The first thing she advises for her patients is an “electronic detox,” during which the boys unplug and are encouraged to spend more time outdoors riding bikes or playing board games with their families.

“We need to take back the power from tablets, video games, and smartphones,” West says. “If we don’t, we are losing our ability to raise our kids into good people, not just people with good behavior.”


It’s hard in the moment to picture our rambunctious little boys as grown adults, but it is crucial that we turn our focus on just that.

“The definition of masculinity is rapidly changing,” Davison says. “The nature of what masculinity has been, and what it is becoming, is contingent upon the changing of past beliefs. Parents need to adopt what boys are saying they require emotionally and mentally.”

This means policing the language we use with our boys to encourage emotional health (see sidebar at right for phrases to avoid) and paying closer attention to the behaviors we promote and accept.

“My goal is to encourage as much ‘personhood’ as I can to them versus defined ‘manhood,’” Morton says.

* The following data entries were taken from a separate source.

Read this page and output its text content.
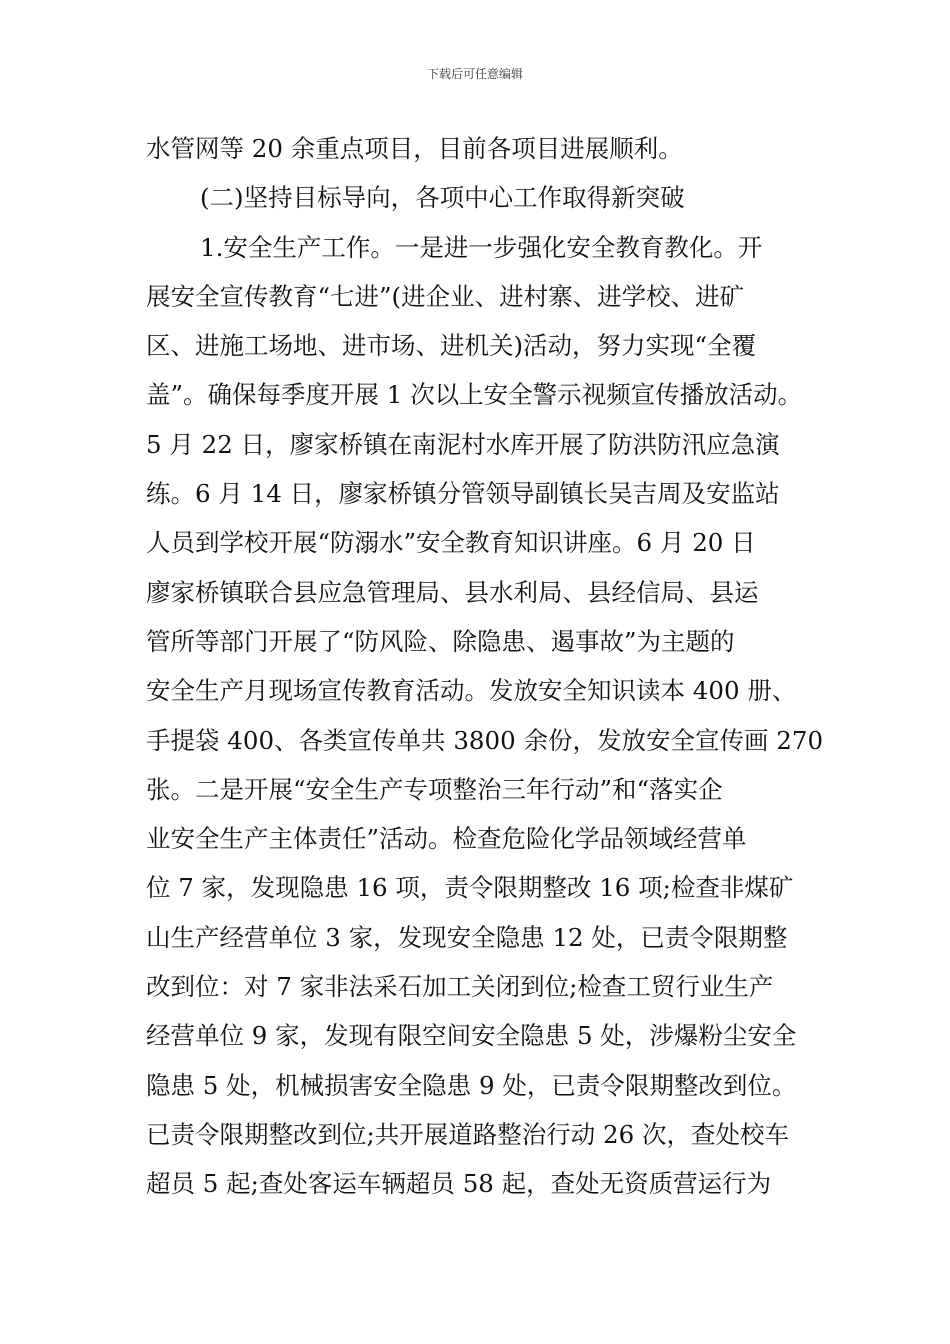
下载后可任意编辑
水管网等 20 余重点项目，目前各项目进展顺利。
(二)坚持目标导向，各项中心工作取得新突破
1.安全生产工作。一是进一步强化安全教育教化。开
展安全宣传教育“七进”(进企业、进村寨、进学校、进矿
区、进施工场地、进市场、进机关)活动，努力实现“全覆
盖”。确保每季度开展 1 次以上安全警示视频宣传播放活动。
5 月 22 日，廖家桥镇在南泥村水库开展了防洪防汛应急演
练。6 月 14 日，廖家桥镇分管领导副镇长吴吉周及安监站
人员到学校开展“防溺水”安全教育知识讲座。6 月 20 日
廖家桥镇联合县应急管理局、县水利局、县经信局、县运
管所等部门开展了“防风险、除隐患、遏事故”为主题的
安全生产月现场宣传教育活动。发放安全知识读本 400 册、
手提袋 400、各类宣传单共 3800 余份，发放安全宣传画 270
张。二是开展“安全生产专项整治三年行动”和“落实企
业安全生产主体责任”活动。检查危险化学品领域经营单
位 7 家，发现隐患 16 项，责令限期整改 16 项;检查非煤矿
山生产经营单位 3 家，发现安全隐患 12 处，已责令限期整
改到位：对 7 家非法采石加工关闭到位;检查工贸行业生产
经营单位 9 家，发现有限空间安全隐患 5 处，涉爆粉尘安全
隐患 5 处，机械损害安全隐患 9 处，已责令限期整改到位。
已责令限期整改到位;共开展道路整治行动 26 次，查处校车
超员 5 起;查处客运车辆超员 58 起，查处无资质营运行为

She urges her male clients to embrace what they like without focusing on the outside reactions from their family, peers or social media platforms. For moms and dads, it is critical to stress to our boys the value in their distinct personalities, interests and characteristics without pushing them toward what society says they should be like.

“It’s important that we encourage our boys to be individuals rather than modeling themselves after what society expects them to be,” Wade emphasizes.

Efforts such as the #MeToo movement have provided platforms for this reformation of manhood, similar to the cultural changes we experienced within the last generation regarding our girls.

“It used to be that girls needed to be quiet, passive and ladylike. Then we realized that those messages weren’t the best for our girls,” Bones explains, adding that over time, society began to encourage girls to be more assertive, independent and true to themselves.

“We didn’t ban or demonize femininity; we just decided to drop some of these damaging ideas of what it means to be a girl. That’s what we’re doing with boys now.”